Rachana Vaja
9 May, 2022
Nurturing Creative Ideas to Become a New Venture: The LCEP Incubator Programme

The incubator programme is a unique and ambitious part of the LCEP in helping us understand how we can provide support in developing new creative ideas, that prioritise opportunities for Children and Young People in Chelmsford.

The learning focus of this programme is therefore rooted in bringing up a generation of confident, resilient, and skilful people in a “rapidly changing world of work, where creative skills are in increasing demand from employers…Endowing young people with the confidence and knowhow to create, innovate and collaborate is one of the best investments we can make in the next generation.” (Dr Hayaatun Sillem CBE, Chief Executive, Royal Academy of Engineering)

As a Local Cultural Education Partnership, our aim is to strengthen and build on innovative, inspired, and local partnerships that actively champion creative and cultural learning in Chelmsford. The LCEP incubator will play a key role in helping us understand how we can support collaborative ideas that stimulate and enhance the delivery of these creative and cultural opportunities.

Education and skills development are essential in order to maximise our nation’s full creative and cultural potential.[1]

The creative industries were hard hit during the COVID-19 pandemic with closures to theatres, museums and galleries, music and concert venues and other creative spaces leading to a loss of jobs and an uncertainty of what this implies for post-pandemic recovery. Recent figures released by the Department for Digital, Culture, Media & Sport, however, show that the UK had an estimated 2.29m creative sector jobs in the year to September 2021. Recognising the that the cultural and creative industries are a driving force for British economy, The Warwick Commission Report on the Future of Cultural Value [2], states that “sustaining growth within the sector has become a key priority”. To do this, it is important to identify and address key skills needs. This is an area in which, we aim to generate evidence on what is supportive for Children and Young People’s creative and cultural careers, pathways and skills for work. Learning about the things that work is equally important as understanding why certain things don’t work.

The LCEP incubator, is therefore a chance to engage a dialogue between creative and innovative practitioners, cultural organisations, educators, and businesses in nurturing new ideas and turning challenges into opportunities for growth.
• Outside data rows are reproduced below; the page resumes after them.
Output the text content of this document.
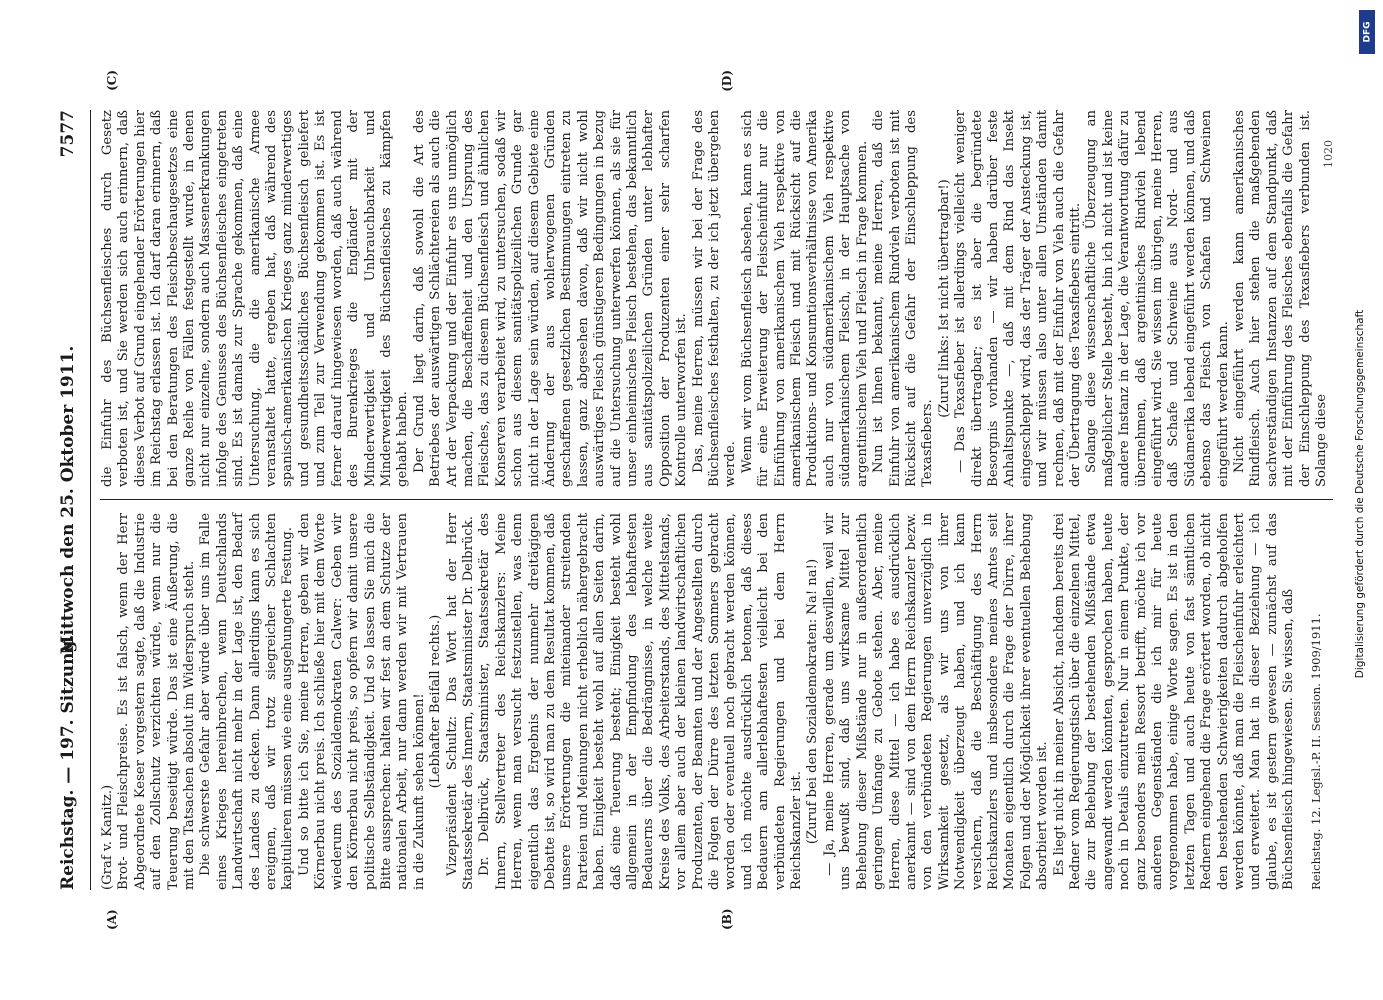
Reichstag. — 197. Sitzung.
Mittwoch den 25. Oktober 1911.
7577
(A)	(B)
(C)	(D)

(Graf v. Kanitz.) Brot- und Fleischpreise. Es ist falsch, wenn der Herr Abgeordnete Keser vorgestern sagte, daß die Industrie auf den Zollschutz verzichten würde, wenn nur die Teuerung beseitigt würde. Das ist eine Äußerung, die mit den Tatsachen absolut im Widerspruch steht. Die schwerste Gefahr aber würde über uns im Falle eines Krieges hereinbrechen, wenn Deutschlands Landwirtschaft nicht mehr in der Lage ist, den Bedarf des Landes zu decken. Dann allerdings kann es sich ereignen, daß wir trotz siegreicher Schlachten kapitulieren müssen wie eine ausgehungerte Festung. Und so bitte ich Sie, meine Herren, geben wir den Körnerbau nicht preis. Ich schließe hier mit dem Worte wiederum des Sozialdemokraten Calwer: Geben wir den Körnerbau nicht preis, so opfern wir damit unsere politische Selbständigkeit. Und so lassen Sie mich die Bitte aussprechen: halten wir fest an dem Schutze der nationalen Arbeit, nur dann werden wir mit Vertrauen in die Zukunft sehen können! (Lebhafter Beifall rechts.) Vizepräsident Schultz: Das Wort hat der Herr Staatssekretär des Innern, Staatsminister Dr. Delbrück. Dr. Delbrück, Staatsminister, Staatssekretär des Innern, Stellvertreter des Reichskanzlers: Meine Herren, wenn man versucht festzustellen, was denn eigentlich das Ergebnis der nunmehr dreitägigen Debatte ist, so wird man zu dem Resultat kommen, daß unsere Erörterungen die miteinander streitenden Parteien und Meinungen nicht erheblich nähergebracht haben. Einigkeit besteht wohl auf allen Seiten darin, daß eine Teuerung besteht; Einigkeit besteht wohl allgemein in der Empfindung des lebhaftesten Bedauerns über die Bedrängnisse, in welche weite Kreise des Volks, des Arbeiterstands, des Mittelstands, vor allem aber auch der kleinen landwirtschaftlichen Produzenten, der Beamten und der Angestellten durch die Folgen der Dürre des letzten Sommers gebracht worden oder eventuell noch gebracht werden können, und ich möchte ausdrücklich betonen, daß dieses Bedauern am allerlebhaftesten vielleicht bei den verbündeten Regierungen und bei dem Herrn Reichskanzler ist. (Zuruf bei den Sozialdemokraten: Na! na!) — Ja, meine Herren, gerade um deswillen, weil wir uns bewußt sind, daß uns wirksame Mittel zur Behebung dieser Mißstände nur in außerordentlich geringem Umfange zu Gebote stehen. Aber, meine Herren, diese Mittel — ich habe es ausdrücklich anerkannt — sind von dem Herrn Reichskanzler bezw. von den verbündeten Regierungen unverzüglich in Wirksamkeit gesetzt, als wir uns von ihrer Notwendigkeit überzeugt haben, und ich kann versichern, daß die Beschäftigung des Herrn Reichskanzlers und insbesondere meines Amtes seit Monaten eigentlich durch die Frage der Dürre, ihrer Folgen und der Möglichkeit ihrer eventuellen Behebung absorbiert worden ist. Es liegt nicht in meiner Absicht, nachdem bereits drei Redner vom Regierungstisch über die einzelnen Mittel, die zur Behebung der bestehenden Mißstände etwa angewandt werden könnten, gesprochen haben, heute noch in Details einzutreten. Nur in einem Punkte, der ganz besonders mein Ressort betrifft, möchte ich vor anderen Gegenständen die ich mir für heute vorgenommen habe, einige Worte sagen. Es ist in den letzten Tagen und auch heute von fast sämtlichen Rednern eingehend die Frage erörtert worden, ob nicht den bestehenden Schwierigkeiten dadurch abgeholfen werden könnte, daß man die Fleischeinfuhr erleichtert und erweitert. Man hat in dieser Beziehung — ich glaube, es ist gestern gewesen — zunächst auf das Büchsenfleisch hingewiesen. Sie wissen, daß

die Einfuhr des Büchsenfleisches durch Gesetz verboten ist, und Sie werden sich auch erinnern, daß dieses Verbot auf Grund eingehender Erörterungen hier im Reichstag erlassen ist. Ich darf daran erinnern, daß bei den Beratungen des Fleischbeschaugesetzes eine ganze Reihe von Fällen festgestellt wurde, in denen nicht nur einzelne, sondern auch Massenerkrankungen infolge des Genusses des Büchsenfleisches eingetreten sind. Es ist damals zur Sprache gekommen, daß eine Untersuchung, die die amerikanische Armee veranstaltet hatte, ergeben hat, daß während des spanisch-amerikanischen Krieges ganz minderwertiges und gesundheitsschädliches Büchsenfleisch geliefert und zum Teil zur Verwendung gekommen ist. Es ist ferner darauf hingewiesen worden, daß auch während des Burenkrieges die Engländer mit der Minderwertigkeit und Unbrauchbarkeit und Minderwertigkeit des Büchsenfleisches zu kämpfen gehabt haben. Der Grund liegt darin, daß sowohl die Art des Betriebes der auswärtigen Schlächtereien als auch die Art der Verpackung und der Einfuhr es uns unmöglich machen, die Beschaffenheit und den Ursprung des Fleisches, das zu diesem Büchsenfleisch und ähnlichen Konserven verarbeitet wird, zu untersuchen, sodaß wir schon aus diesem sanitätspolizeilichen Grunde gar nicht in der Lage sein würden, auf diesem Gebiete eine Änderung der aus wohlerwogenen Gründen geschaffenen gesetzlichen Bestimmungen eintreten zu lassen, ganz abgesehen davon, daß wir nicht wohl auswärtiges Fleisch günstigeren Bedingungen in bezug auf die Untersuchung unterwerfen können, als sie für unser einheimisches Fleisch bestehen, das bekanntlich aus sanitätspolizeilichen Gründen unter lebhafter Opposition der Produzenten einer sehr scharfen Kontrolle unterworfen ist. Das, meine Herren, müssen wir bei der Frage des Büchsenfleisches festhalten, zu der ich jetzt übergehen werde. Wenn wir vom Büchsenfleisch absehen, kann es sich für eine Erweiterung der Fleischeinfuhr nur die Einführung von amerikanischem Vieh respektive von amerikanischem Fleisch und mit Rücksicht auf die Produktions- und Konsumtionsverhältnisse von Amerika auch nur von südamerikanischem Vieh respektive südamerikanischem Fleisch, in der Hauptsache von argentinischem Vieh und Fleisch in Frage kommen. Nun ist Ihnen bekannt, meine Herren, daß die Einfuhr von amerikanischem Rindvieh verboten ist mit Rücksicht auf die Gefahr der Einschleppung des Texasfiebers.

(Zuruf links: Ist nicht übertragbar!) — Das Texasfieber ist allerdings vielleicht weniger direkt übertragbar; es ist aber die begründete Besorgnis vorhanden — wir haben darüber feste Anhaltspunkte —, daß mit dem Rind das Insekt eingeschleppt wird, das der Träger der Ansteckung ist, und wir müssen also unter allen Umständen damit rechnen, daß mit der Einfuhr von Vieh auch die Gefahr der Übertragung des Texasfiebers eintritt. Solange diese wissenschaftliche Überzeugung an maßgeblicher Stelle besteht, bin ich nicht und ist keine andere Instanz in der Lage, die Verantwortung dafür zu übernehmen, daß argentinisches Rindvieh lebend eingeführt wird. Sie wissen im übrigen, meine Herren, daß Schafe und Schweine aus Nord- und aus Südamerika lebend eingeführt werden können, und daß ebenso das Fleisch von Schafen und Schweinen eingeführt werden kann. Nicht eingeführt werden kann amerikanisches Rindfleisch. Auch hier stehen die maßgebenden sachverständigen Instanzen auf dem Standpunkt, daß mit der Einführung des Fleisches ebenfalls die Gefahr der Einschleppung des Texasfiebers verbunden ist. Solange diese

Reichstag. 12. Legisl.-P. II. Session. 1909/1911.
1020
Digitalisierung gefördert durch die Deutsche Forschungsgemeinschaft
DFG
All of this is great, but the idea and knowledge of what an incubator is, is likely to be a new one for many of us.

So, what is an incubator?

The first generation of business incubators initially emerged in the 1960s in America but grew in the 1980s where start up businesses could develop their ideas. They “are organisations that support the entrepreneurial process by helping to increase survival rates for innovative start-up companies.”[3] The incubation process provides access to relevant resources, training, funding, and expertise for businesses to carry their idea forward and develop it into a new venture. Creative incubators therefore aim to support creative businesses, artists, practitioners, and graduates in a creative environment to develop entrepreneurial skills.

“Creativity, cultural and creative industries, and creative economy are talked about as an important and growing part of the global economy, located at the interface of culture, business and technology.” [4] The last decade or so has a seen many creative incubators in various countries across the world including Poland, South Africa, and Indonesia to name a few.

What does a creative incubator look like?

As part of its Anti-Racism pledge, Somerset House is about to launch the 3rd cohort of their Black Business Incubator. It “aims to help early-stage Black entrepreneurs unlock their full potential and allow their creative enterprises to thrive”. London College of fashion provides another example of what a creative incubator can look like focusing on the fashion industry, called the Centre for Fashion Enterprise. The incubator’s objective is to help to produce “commercially viable and sustainable businesses” within the fashion industry which, is identified as a key creative sector in London, thus aiming for economic development and regeneration [5]. Founded in 2015, Abbey Road Red is Europe’s first Music Tech incubator at the renowned Abbey Road Studios. Each of these examples demonstrate the importance of industry expertise and collaboration through the incubation process. Visualising what the LCEP incubator will look like and how we will engage children and young people is a key component for us.

An interesting case study, the IWOA Creative Incubator took five artists on a 4-month pilot programme that helped broaden “their career by partnering with businesses and organisations on projects that strengthen our community”. This collaborative process promoted partnerships with the community focusing on social engagement and the impact this has on personal creative practices. The LCEP incubator aims to engage Children and Young People with a particular focus on the creative and cultural industries as well as creative skills. We take into consideration a clear need for innovation and growth in the UK not only for the creative and cultural industries but for the wellbeing and creativity of the population. [6]

The 9-month incubator programme will highlight the importance of innovation and creative skills as an essential part of Chelmsford’s future workforce. We will invest in and support individuals and organisations through mentoring, Action Learning, collaboration, problem-solving and expertise. We look forward to hearing from a range of creative practitioners to explore this exciting avenue for change. Applications will be open on the 1st of June 2022 with a call for expressions of interest.